Keep in mind these are our civil servants, living from our public purse, and acting under the auspices of men and women we have elected, appointed, and employed to represent our best interests.


* Security Management Protocol governing the case Brennan Guigue on July 22, 2014.

* Report of Security Intelligence Officer concerning the incident of July 22, 2014.

* All logs of the Security Intelligence Officer for a week beginning on July 22, 2014.

* All logs of the Associate Warden for Interventions for a week beginning on July 22, 2014.

* The morning shift briefing reports of July 23, 2014.

* Brennan Guigue’s security incidents on RADAR / OMS.

* Threat risk assessments about Brennan Guigue for a week beginning on July 22, 2014.

* The executive summaries of any grievances made by Brennan Guigue on July 22, 2014, or during the following two weeks (i.e. up to and including August 5).

* The executive summaries of all reports concerning the use of chemical spray on Brennan Guigue occurring on July 22, 2014.

* Reports of any data issuing from all institutional, regional, and national reviews of the use of force against Brennan Guigue on July 22, 2014.

* The names and photographs of all staff who participated in any events and movements involving Brennan Guigue on July 22, 2014 from the time he was placed in the dry cell in the early afternoon until his return from the nurse’s station to his cell in the evening.

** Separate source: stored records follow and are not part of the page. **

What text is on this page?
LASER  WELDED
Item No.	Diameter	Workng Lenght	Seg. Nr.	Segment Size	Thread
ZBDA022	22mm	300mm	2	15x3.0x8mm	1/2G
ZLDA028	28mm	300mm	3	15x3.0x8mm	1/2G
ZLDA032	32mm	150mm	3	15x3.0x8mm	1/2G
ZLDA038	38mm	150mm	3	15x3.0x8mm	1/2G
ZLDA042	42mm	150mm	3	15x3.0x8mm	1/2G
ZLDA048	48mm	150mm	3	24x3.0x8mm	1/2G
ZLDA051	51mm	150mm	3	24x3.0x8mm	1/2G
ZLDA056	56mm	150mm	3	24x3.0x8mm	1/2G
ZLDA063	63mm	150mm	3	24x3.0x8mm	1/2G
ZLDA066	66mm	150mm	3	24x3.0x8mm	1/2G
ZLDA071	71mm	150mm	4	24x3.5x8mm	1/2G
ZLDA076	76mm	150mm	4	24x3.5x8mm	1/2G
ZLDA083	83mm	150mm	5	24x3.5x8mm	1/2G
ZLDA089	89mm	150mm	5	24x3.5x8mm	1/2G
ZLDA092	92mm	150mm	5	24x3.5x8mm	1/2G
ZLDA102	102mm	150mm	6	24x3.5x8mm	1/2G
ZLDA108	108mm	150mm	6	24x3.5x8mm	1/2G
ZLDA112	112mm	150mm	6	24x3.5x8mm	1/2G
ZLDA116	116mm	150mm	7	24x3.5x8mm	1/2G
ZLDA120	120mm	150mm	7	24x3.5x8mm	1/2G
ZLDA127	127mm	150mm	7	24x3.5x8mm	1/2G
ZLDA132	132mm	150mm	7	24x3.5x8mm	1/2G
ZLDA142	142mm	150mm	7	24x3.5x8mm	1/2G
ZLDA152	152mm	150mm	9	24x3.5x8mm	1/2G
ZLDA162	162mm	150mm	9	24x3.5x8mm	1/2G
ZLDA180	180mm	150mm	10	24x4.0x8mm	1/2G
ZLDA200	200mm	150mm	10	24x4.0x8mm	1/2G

The term “staff” is intended to include nursing staff.

* All log book entries of any units holding Brennan Guigue for a week beginning on July 22, 2014.

* All log book entries of the Correctional Manager of any units holding Brenan Guigue for a week beginning on July 22, 2014.

* All Operations log book entries for a week beginning on July 22, 2014.

* All log book entries of the Security Intelligence for a week beginning on July 22, 2014.

* All log book entries of the Associate Warden for Inventions for a week beginning on July 22, 2014

* For the period beginning when Brennan Guigue was placed in the dry cell on July 22, 2014, to the end of July, 2014, all emails to or from:

the Institutional Director,
the Deputy Director,
the Associate Warden on Interventions,
the Assistant Director Operations,
the Security Intelligence Officer,
the Correctional Officer (CO II) in charge of the Dome,
the Correctional Manager in charge of detention,
any other Correctional Manager on Shift,
all Parole Officers assigned to Brennan Guigue during the time he spent in the Regional Reception Centre,
the Nursing Staff.

* Hand-held video camera recordings of all staff interactions with movements of Brennan Guigue on July 22, 2014 beginning with his placement in the dry cell in the early afternoon and ending in the evening after his return to his v=cell from the nursing station.

* Film from the fixed security cameras facing the dry cell on July 22, 2014, during the time it was occupied by Brennan Guigue.

*Film from the fixed security cameras facing the shower on July 22, 2014 during Brennan Guigue’s arrival at it and departure therefrom and during the time Brennan Guigue was in the shower.

* Film from the fixed security cameras facing the protocol cell used for decontamination of Brenan Guigue after the use of chemical spray on July 22, 2014. The requested period extends from Brennan Guigue’s arrival at the shower to his departure from it.

* Film from the fixed security cameras facing the nursing station to which Brennan Guigue was brought. The requested period covers the time during which Brennan Guigue was present there in the evening of July 22, 2014.

In short, we wish everything in the possession of CSC that sheds light on Brennan Guigue’s July 22, 2014 confrontation with staff and its aftermath.